Back into the Mix.  All those years of New York drudgery made me into the so called photographer I am.  Its not the greatest career but its a great living here in Hawaii.  I get a job like this Mix Mag job and use all my skills from my shooting years all the while reaching back to those “wet behind the ears” days when I held someones camera.

Literally, I was probably wet.  It always seemed like I was…

No Still Photography Allowed

No Still Photography Allowed

If that were only the truth!

I just finished my nine day odyssey at the 2012 Sony Open in Hawaii.  I’ve had my complete fill of sun, pollen, sunburn, Old Spice, pesticides, idiot volunteers, and sensitive golfers.  Oh how we marched and humped the flat yet hot course out at the Waialae Country Club chasing Ryo-kun and any golfer who dared to stray into first place for those few 100 yards or so.

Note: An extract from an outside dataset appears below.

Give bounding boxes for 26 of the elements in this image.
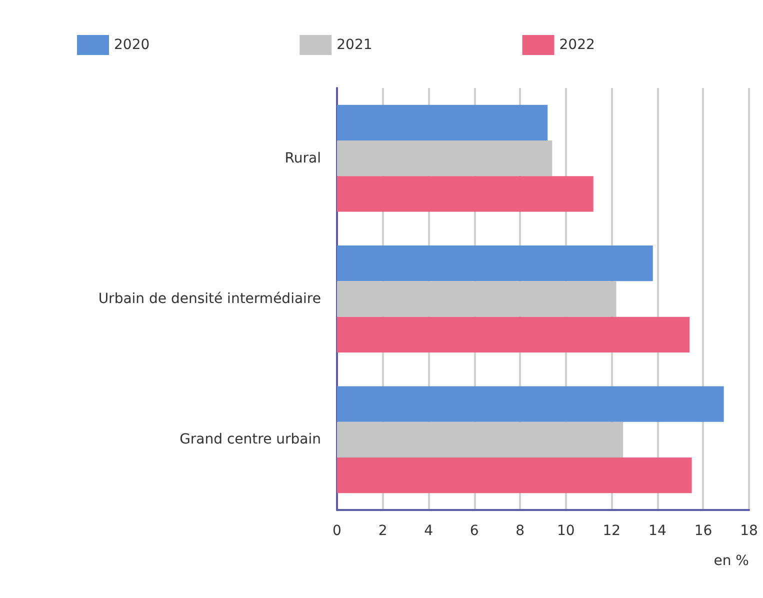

I’ve shot the Sony Open in Honolulu for the last several years and it never seems to get any easier with all the running around and struggles of the course and not to mention the hours of being out in the sun.  Every year at the end of the tourney, I get what I call a sun cold…better yet, a golf cold.  I have my face down in the grass for multiple days inhaling all the pollen and pesticides I could ever want in a long drawn out week.  Come wednesday, I get sneezy, congested, and irritable.  The irritability just might be my irascible personality run afoul by the incomprehensible logic of volunteer marshals, the errant golf balls from the Pro Amers, and a weighty 400mm F2.8 lens digging into my neck muscles.

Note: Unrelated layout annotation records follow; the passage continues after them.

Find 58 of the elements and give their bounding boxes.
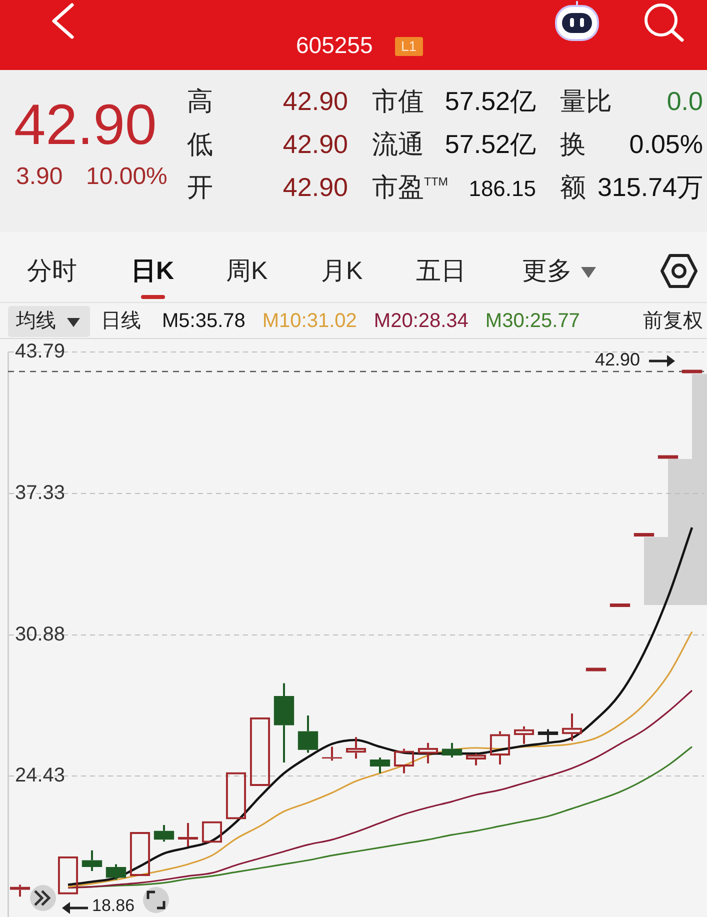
text: L1: [395, 37, 423, 56]
text: 低: [187, 129, 213, 160]
text: 日线: [101, 309, 141, 333]
text: 605255: [296, 32, 373, 60]
candlestick: [682, 370, 702, 374]
candlestick: [538, 728, 558, 745]
text: 42.90: [14, 93, 157, 157]
y-tick-label: 24.43: [15, 764, 66, 787]
candlestick: [610, 604, 630, 608]
text: 月K: [321, 256, 363, 286]
text: 0.0: [666, 86, 703, 118]
line-series: [66, 526, 694, 886]
text: 前复权: [643, 309, 703, 333]
text: M20:28.34: [374, 309, 468, 333]
text: M30:25.77: [485, 309, 580, 333]
text: 流通: [372, 129, 424, 160]
candlestick: [274, 682, 294, 764]
text: 市盈$^{TTM}$: [372, 172, 448, 204]
text: 量比: [560, 86, 612, 118]
text: 额: [560, 172, 586, 204]
text: 42.90: [282, 86, 348, 118]
annotation: 18.86: [92, 896, 135, 916]
candlestick: [442, 742, 462, 759]
text: 186.15: [468, 176, 536, 202]
text: M5:35.78: [162, 309, 246, 333]
y-tick-label: 30.88: [15, 623, 66, 646]
text: 0.05%: [629, 129, 703, 160]
candlestick: [658, 455, 678, 459]
text: 换: [560, 129, 586, 160]
text: 均线: [16, 309, 56, 333]
candlestick: [370, 756, 390, 774]
candlestick: [634, 532, 654, 536]
text: 高: [187, 86, 213, 118]
text: 更多: [522, 256, 572, 286]
line-series: [67, 630, 693, 888]
text: 五日: [416, 256, 466, 286]
y-tick-label: 43.79: [15, 340, 66, 363]
text: M10:31.02: [262, 309, 357, 333]
text: 57.52亿: [444, 86, 536, 118]
text: 3.90: [16, 163, 63, 192]
text: 日K: [131, 256, 174, 286]
text: 42.90: [282, 172, 348, 204]
text: 10.00%: [86, 163, 168, 192]
text: 57.52亿: [444, 129, 536, 160]
text: 周K: [226, 256, 268, 286]
candlestick: [298, 714, 318, 754]
candlestick: [154, 824, 174, 843]
text: 42.90: [282, 129, 348, 160]
candlestick: [586, 668, 606, 672]
candlestick: [106, 863, 126, 881]
text: 市值: [372, 86, 424, 118]
text: 315.74万: [597, 172, 703, 204]
line-series: [67, 690, 693, 888]
text: 开: [187, 172, 213, 204]
ref-line-label: 42.90: [594, 349, 640, 370]
text: 分时: [27, 256, 77, 286]
candlestick: [82, 849, 102, 872]
y-tick-label: 37.33: [15, 482, 66, 504]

 Golf is one of those sports that just begs to ask why anyone would pursue such a unreasonable game where a putt depends on whether the grains of the grass are facing towards or away from you, or whether your ball will slice or hook on the based on how your hands grip the driver.  How ironic that basketball players get booed and screamed at when doing free throws from the line but golfers can’t take even a bright shirt if its in their eye sight.  A gentleman’s sport, indeed!  Especially when you hear certain golfers swearing like sailors when a ball goes off course or a putt doesn’t fall just like they envisioned.

Regardless of my own prejudice of the game (note…I’ve been know to roam the cloudy cool hills of the Pali golf course so I’ve no real complaints) I truly enjoy shooting the sport.  The anticipation, the surprises, the reactions are all so great.  Its completely boring most of the time as so many of the players possess that calmness the sport demands which doesn’t allow them to showboat or hoot and holler when sinking an eagle.  Sure you get the fist pump but you’ll never get the true “jube” shots you’ll find in other sports.

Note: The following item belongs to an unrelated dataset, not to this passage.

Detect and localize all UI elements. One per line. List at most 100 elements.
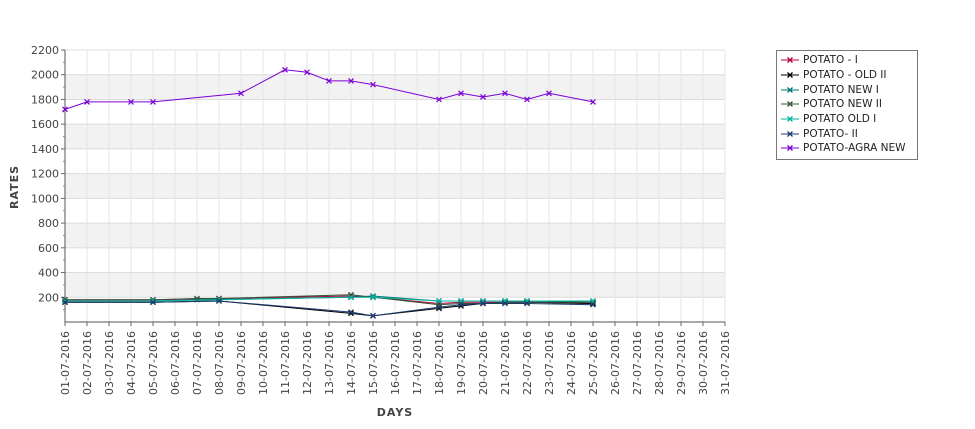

Whether its pure madness to follow the Japanese sensation Ryo Ishikawa, who I truly think looks like an real life anime character, I’ll never truly understand.  I think its the pack mentality of rushing around with a dozen or so photographers from the US and Japan, all struggling to capture that unique image of the golfer in pure rapture or total disbelief in his ability to make a two inch ball land in just the right spot.  Even though you can’t communicate with each other due to a language barrier or a sensitive golf caddie, we share the same sweat, pain, sunburns, and struggle.  One big unified mass chasing a bunch of dopes chasing a little white ball.

I do have a favorite shot of the week and its of this guy David Hearn hitting out of the bunker on the ninth green.  I just found his expression of fear, worry, hope, and more fear more appealing than most of the stuff I shot that day.  He fizzled at the end of the tournament allowing moustached Johnson Wagner to win all the marbles.  Do I dare say Mr. Wagner’s prowlness is due to his hairy lip?  We’ll never know.